Thomas headshot

By: Thomas Rohner

On my final day in Valemount I helped a friend dig a grave for his terminally-ill dog. His dog has always had an aura about her of kindness and contentment. My friend has spent a decade with her and, understandably, is devastated. Seven feet down we dug. We talked about soil chemistry and glacial deposits. We talked about the things his dog liked to do and eat. Sometimes my friend gave way to grief.

I won’t be here when my friend’s dog is euthanized this week. I took a job offer in Iqaluit. My stay in Valemount this summer was too short, only six weeks. I was here last summer for over three months. But I was drawn back, and it could happen again.

***

“Communities in the valley are suffering because of a lack of population,” a farmer near Dunster told me. “There’s no new people moving in because some people who own land won’t rent out the houses and they won’t rent the land out. They just buy it, shut it down and that’s it. There’s vacant houses all throughout the valley… they’re just rotting into the ground.” This particular farmer has lived in the valley some 30 years. He, and others in the valley, especially near Dunster, are trying to figure out how to deal with the problem. He wants more local decision-making power. “I don’t want to see decisions being made outside of whatever area we’re talking about,” he told me.
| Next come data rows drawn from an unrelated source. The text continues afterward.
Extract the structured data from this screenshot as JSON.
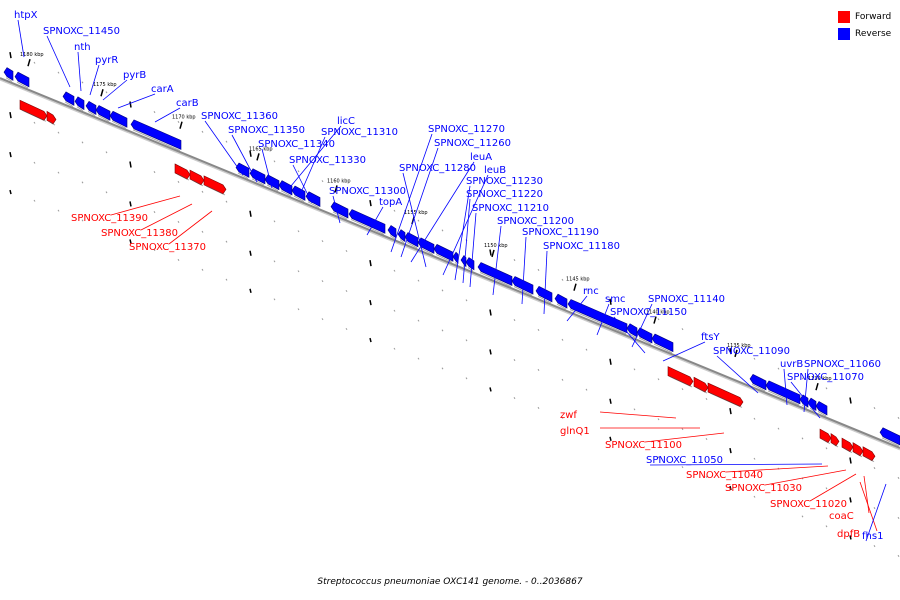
{
  "caption": "Streptococcus pneumoniae OXC141 genome. - 0..2036867",
  "legend": [
    {
      "label": "Forward",
      "color": "#ff0000"
    },
    {
      "label": "Reverse",
      "color": "#0000ff"
    }
  ],
  "colors": {
    "forward": "#ff0000",
    "reverse": "#0000ff",
    "axis": "#888888"
  },
  "ticks": [
    "1180 kbp",
    "1175 kbp",
    "1170 kbp",
    "1165 kbp",
    "1160 kbp",
    "1155 kbp",
    "1150 kbp",
    "1145 kbp",
    "1140 kbp",
    "1135 kbp",
    "1130 kbp"
  ],
  "genes": [
    {
      "name": "htpX",
      "strand": "reverse"
    },
    {
      "name": "SPNOXC_11450",
      "strand": "reverse"
    },
    {
      "name": "nth",
      "strand": "reverse"
    },
    {
      "name": "pyrR",
      "strand": "reverse"
    },
    {
      "name": "pyrB",
      "strand": "reverse"
    },
    {
      "name": "carA",
      "strand": "reverse"
    },
    {
      "name": "carB",
      "strand": "reverse"
    },
    {
      "name": "SPNOXC_11360",
      "strand": "reverse"
    },
    {
      "name": "SPNOXC_11350",
      "strand": "reverse"
    },
    {
      "name": "SPNOXC_11340",
      "strand": "reverse"
    },
    {
      "name": "licC",
      "strand": "reverse"
    },
    {
      "name": "SPNOXC_11310",
      "strand": "reverse"
    },
    {
      "name": "SPNOXC_11330",
      "strand": "reverse"
    },
    {
      "name": "SPNOXC_11300",
      "strand": "reverse"
    },
    {
      "name": "topA",
      "strand": "reverse"
    },
    {
      "name": "SPNOXC_11270",
      "strand": "reverse"
    },
    {
      "name": "SPNOXC_11260",
      "strand": "reverse"
    },
    {
      "name": "leuA",
      "strand": "reverse"
    },
    {
      "name": "SPNOXC_11280",
      "strand": "reverse"
    },
    {
      "name": "leuB",
      "strand": "reverse"
    },
    {
      "name": "SPNOXC_11230",
      "strand": "reverse"
    },
    {
      "name": "SPNOXC_11220",
      "strand": "reverse"
    },
    {
      "name": "SPNOXC_11210",
      "strand": "reverse"
    },
    {
      "name": "SPNOXC_11200",
      "strand": "reverse"
    },
    {
      "name": "SPNOXC_11190",
      "strand": "reverse"
    },
    {
      "name": "SPNOXC_11180",
      "strand": "reverse"
    },
    {
      "name": "rnc",
      "strand": "reverse"
    },
    {
      "name": "smc",
      "strand": "reverse"
    },
    {
      "name": "SPNOXC_11140",
      "strand": "reverse"
    },
    {
      "name": "SPNOXC_11150",
      "strand": "reverse"
    },
    {
      "name": "ftsY",
      "strand": "reverse"
    },
    {
      "name": "SPNOXC_11090",
      "strand": "reverse"
    },
    {
      "name": "uvrB",
      "strand": "reverse"
    },
    {
      "name": "SPNOXC_11060",
      "strand": "reverse"
    },
    {
      "name": "SPNOXC_11070",
      "strand": "reverse"
    },
    {
      "name": "SPNOXC_11390",
      "strand": "forward"
    },
    {
      "name": "SPNOXC_11380",
      "strand": "forward"
    },
    {
      "name": "SPNOXC_11370",
      "strand": "forward"
    },
    {
      "name": "zwf",
      "strand": "forward"
    },
    {
      "name": "glnQ1",
      "strand": "forward"
    },
    {
      "name": "SPNOXC_11100",
      "strand": "forward"
    },
    {
      "name": "SPNOXC_11050",
      "strand": "reverse"
    },
    {
      "name": "SPNOXC_11040",
      "strand": "forward"
    },
    {
      "name": "SPNOXC_11030",
      "strand": "forward"
    },
    {
      "name": "SPNOXC_11020",
      "strand": "forward"
    },
    {
      "name": "coaC",
      "strand": "forward"
    },
    {
      "name": "dpfB",
      "strand": "forward"
    },
    {
      "name": "fhs1",
      "strand": "reverse"
    }
  ]
}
“How long are they gonna sit on the land, that’s what I want to know,” another farmer in the Dunster-area said to me. He was venting fear about companies like Fraser River Landholdings Ltd. (FRLH) buying up property, and not explaining themselves or entering into meaningful dialogue with concerned locals. Which is the company’s right. But this particular farmer has been in the valley for generations and when he says he’s concerned about his “community,” the word has a different meaning than when FRLH says they contribute to the Dunster “community.”

My guess is the farmer’s definition of “community” understands what it’s like to help a neighbour with a dying animal. Another guess is that, regarding community, FRLH only wants to say the politically correct and legally advised things to say, as they have done thus far in their communications with this reporter and the Dunster community.

“What do we want our community to look like in 50 years?” somebody at the Dunster Community meeting said last week. I don’t know how long she’s been in the valley for, but she was thinking about those yet to pass through — and maybe even stay a while in — this beautiful valley.

***

Three nights in a row, while bartending, I spoke for hours with a man passing through and staying at a local hotel. He was a great listener, an engaging audience: genuinely curious and sympathetic, intelligent, creative with a sense of humour. He helped shape some of the stories I was working on at the time. I’ve forgotten his name, but I’d know his face in a second, which made me wonder: is knowing somebody’s name enough to say you know them? What if you know only their face? How long does somebody have to stay in one place before they’re no longer simply passing through?

CBC radio aired an interview with an American artist last week who has a condition where he can’t remember faces. Even women he’s lived with for years, been married to. “It can create some tension,” he said. I can imagine so. But that doesn’t mean he didn’t know these women, intimately, he said.

Not to get too philosophical, Zen, New Age or abstract (a la Cheech and Chong), but aren’t we all just passing through? Cycles, an ebb and flow; time passes, changes some things more quickly than others. If I have the good fortune of returning to the Robson Valley and writing for The Goat again, I’ll call this column Passing Through, Again.

About this column: The Robson Valley sees its fair share of transient people. Contractors from different industries who live in nearby communities, international tourists, Canadians making a ritualistic cross-country trek, cyclists, bikers—people from all walks of life and every corner of the globe. Last summer in this column The Goat presented sketches of our short-term guests, observed and written by a transient himself—Thomas Rohner who was our intern reporter. Rohner joined us again this summer for a few short weeks as a freelance investigative reporter. In August, he’ll start his new job in Iqaluit, as a crime/community reporter for Nunatsiaq News.
Before he left, he shared some thoughts on what it is to pass through.